Jonas Vingegaard hat die Tour de France 2026 auf der 15. Etappe Richtung Plateau de Solaison nach einem schweren Sturz abrupt verlassen müssen. Der zweifache Tour-Sieger zog sich dabei einen Bruch des Schlüsselbeins zu und musste aus dem Rennen genommen werden. Im Peloton löste der Ausfall ein Beben aus, weil der Däne bis dahin zu den zentralen Figuren im Kampf um das Gelbe Trikot gehörte.
Tour de France: Vingegaard-Sturz? "Das Motorrad hat uns in die Irre geführt"
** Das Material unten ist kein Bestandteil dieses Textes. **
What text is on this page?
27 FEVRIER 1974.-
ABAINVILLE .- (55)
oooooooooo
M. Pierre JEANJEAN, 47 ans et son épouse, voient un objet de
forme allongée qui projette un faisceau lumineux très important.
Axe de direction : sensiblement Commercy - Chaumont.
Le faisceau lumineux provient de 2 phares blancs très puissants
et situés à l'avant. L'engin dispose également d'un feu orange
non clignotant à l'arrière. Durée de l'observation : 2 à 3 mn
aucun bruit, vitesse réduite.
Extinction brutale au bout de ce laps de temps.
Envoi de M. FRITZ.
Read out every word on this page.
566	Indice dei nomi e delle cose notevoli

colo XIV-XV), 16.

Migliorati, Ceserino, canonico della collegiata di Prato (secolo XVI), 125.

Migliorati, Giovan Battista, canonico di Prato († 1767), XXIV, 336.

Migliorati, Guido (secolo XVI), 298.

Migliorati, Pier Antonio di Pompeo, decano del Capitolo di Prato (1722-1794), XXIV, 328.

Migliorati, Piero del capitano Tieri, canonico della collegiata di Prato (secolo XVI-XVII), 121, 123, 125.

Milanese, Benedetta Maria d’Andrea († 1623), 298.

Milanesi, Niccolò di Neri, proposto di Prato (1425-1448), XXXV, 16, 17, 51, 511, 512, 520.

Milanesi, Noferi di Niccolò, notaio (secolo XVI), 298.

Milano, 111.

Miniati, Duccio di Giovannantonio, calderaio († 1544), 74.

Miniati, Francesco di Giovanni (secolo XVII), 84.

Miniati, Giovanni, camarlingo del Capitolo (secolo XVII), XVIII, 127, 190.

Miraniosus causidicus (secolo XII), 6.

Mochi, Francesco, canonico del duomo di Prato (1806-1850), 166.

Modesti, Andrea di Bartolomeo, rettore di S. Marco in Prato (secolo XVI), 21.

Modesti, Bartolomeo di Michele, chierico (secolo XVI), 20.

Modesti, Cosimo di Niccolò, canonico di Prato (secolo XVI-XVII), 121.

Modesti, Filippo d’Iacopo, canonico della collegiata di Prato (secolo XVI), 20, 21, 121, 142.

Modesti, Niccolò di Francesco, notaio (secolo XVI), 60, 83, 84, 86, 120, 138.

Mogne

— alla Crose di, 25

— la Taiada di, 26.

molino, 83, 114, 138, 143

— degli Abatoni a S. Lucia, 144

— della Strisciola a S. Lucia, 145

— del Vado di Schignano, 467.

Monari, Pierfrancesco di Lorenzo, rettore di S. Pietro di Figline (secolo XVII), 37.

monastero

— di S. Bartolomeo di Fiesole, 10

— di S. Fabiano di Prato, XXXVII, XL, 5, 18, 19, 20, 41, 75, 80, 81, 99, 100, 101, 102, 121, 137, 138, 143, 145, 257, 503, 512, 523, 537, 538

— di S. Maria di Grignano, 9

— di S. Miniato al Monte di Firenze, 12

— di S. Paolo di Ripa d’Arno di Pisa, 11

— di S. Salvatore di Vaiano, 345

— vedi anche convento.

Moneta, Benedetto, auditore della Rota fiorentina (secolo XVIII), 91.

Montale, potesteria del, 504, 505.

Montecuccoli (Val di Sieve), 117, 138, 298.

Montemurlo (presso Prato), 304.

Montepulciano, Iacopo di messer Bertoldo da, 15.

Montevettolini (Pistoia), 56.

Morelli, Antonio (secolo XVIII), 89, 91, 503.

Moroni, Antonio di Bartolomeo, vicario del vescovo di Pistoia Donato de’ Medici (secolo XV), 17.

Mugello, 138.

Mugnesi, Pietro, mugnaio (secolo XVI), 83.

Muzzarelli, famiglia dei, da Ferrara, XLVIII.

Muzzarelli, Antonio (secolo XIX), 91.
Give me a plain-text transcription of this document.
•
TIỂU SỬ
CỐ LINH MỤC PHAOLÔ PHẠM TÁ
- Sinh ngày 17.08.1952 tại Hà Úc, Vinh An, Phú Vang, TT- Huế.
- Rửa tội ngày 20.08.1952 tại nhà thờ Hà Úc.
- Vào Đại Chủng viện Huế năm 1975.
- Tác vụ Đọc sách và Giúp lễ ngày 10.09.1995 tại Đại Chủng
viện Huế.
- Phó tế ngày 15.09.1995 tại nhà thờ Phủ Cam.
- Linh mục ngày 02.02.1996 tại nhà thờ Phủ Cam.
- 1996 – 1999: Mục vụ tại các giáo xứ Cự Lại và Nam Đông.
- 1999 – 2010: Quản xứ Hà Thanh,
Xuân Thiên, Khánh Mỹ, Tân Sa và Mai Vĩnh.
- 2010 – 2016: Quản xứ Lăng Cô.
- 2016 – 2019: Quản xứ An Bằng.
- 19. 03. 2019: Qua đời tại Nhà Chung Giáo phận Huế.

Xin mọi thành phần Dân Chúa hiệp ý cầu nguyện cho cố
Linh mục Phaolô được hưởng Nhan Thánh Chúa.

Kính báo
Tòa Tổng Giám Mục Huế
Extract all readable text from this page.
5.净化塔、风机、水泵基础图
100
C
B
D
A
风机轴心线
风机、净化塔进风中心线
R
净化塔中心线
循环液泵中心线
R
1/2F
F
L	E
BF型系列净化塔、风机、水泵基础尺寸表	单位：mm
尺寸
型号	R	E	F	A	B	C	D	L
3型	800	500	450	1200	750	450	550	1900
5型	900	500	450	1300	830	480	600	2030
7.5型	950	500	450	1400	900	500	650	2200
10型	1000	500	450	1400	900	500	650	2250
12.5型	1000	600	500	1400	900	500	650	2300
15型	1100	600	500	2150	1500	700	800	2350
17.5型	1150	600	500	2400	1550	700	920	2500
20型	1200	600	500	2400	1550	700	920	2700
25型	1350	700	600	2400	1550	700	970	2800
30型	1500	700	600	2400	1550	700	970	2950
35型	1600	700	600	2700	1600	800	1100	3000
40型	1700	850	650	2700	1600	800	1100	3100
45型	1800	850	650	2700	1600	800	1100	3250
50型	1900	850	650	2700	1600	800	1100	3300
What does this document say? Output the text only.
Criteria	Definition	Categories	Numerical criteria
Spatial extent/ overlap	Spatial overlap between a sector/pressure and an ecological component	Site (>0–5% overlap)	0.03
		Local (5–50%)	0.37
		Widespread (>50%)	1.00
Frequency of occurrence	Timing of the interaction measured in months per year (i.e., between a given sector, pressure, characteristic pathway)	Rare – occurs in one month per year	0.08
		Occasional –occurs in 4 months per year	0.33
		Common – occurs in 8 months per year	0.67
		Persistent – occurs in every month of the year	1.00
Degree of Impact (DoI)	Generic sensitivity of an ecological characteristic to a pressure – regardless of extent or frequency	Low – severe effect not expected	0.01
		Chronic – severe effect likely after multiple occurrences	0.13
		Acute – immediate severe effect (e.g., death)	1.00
Vingegaard-Sturz: Kollege wird deutlich
Noch während der Etappe rückten die Umstände des Unfalls in den Mittelpunkt. Nach Darstellung von Visma-Lease a Bike ging dem Sturz ein heikler Moment im Bereich einer Richtungsinsel in einer Rechtskurve voraus – bei sehr hohem Tempo an der Spitze der Favoritengruppe. Ein Organisations-Motorrad unmittelbar vor dem Feld soll seine Linie plötzlich verändert haben, woraufhin auch Davide Piganzoli und Vingegaard die Haftung am Vorderrad verloren.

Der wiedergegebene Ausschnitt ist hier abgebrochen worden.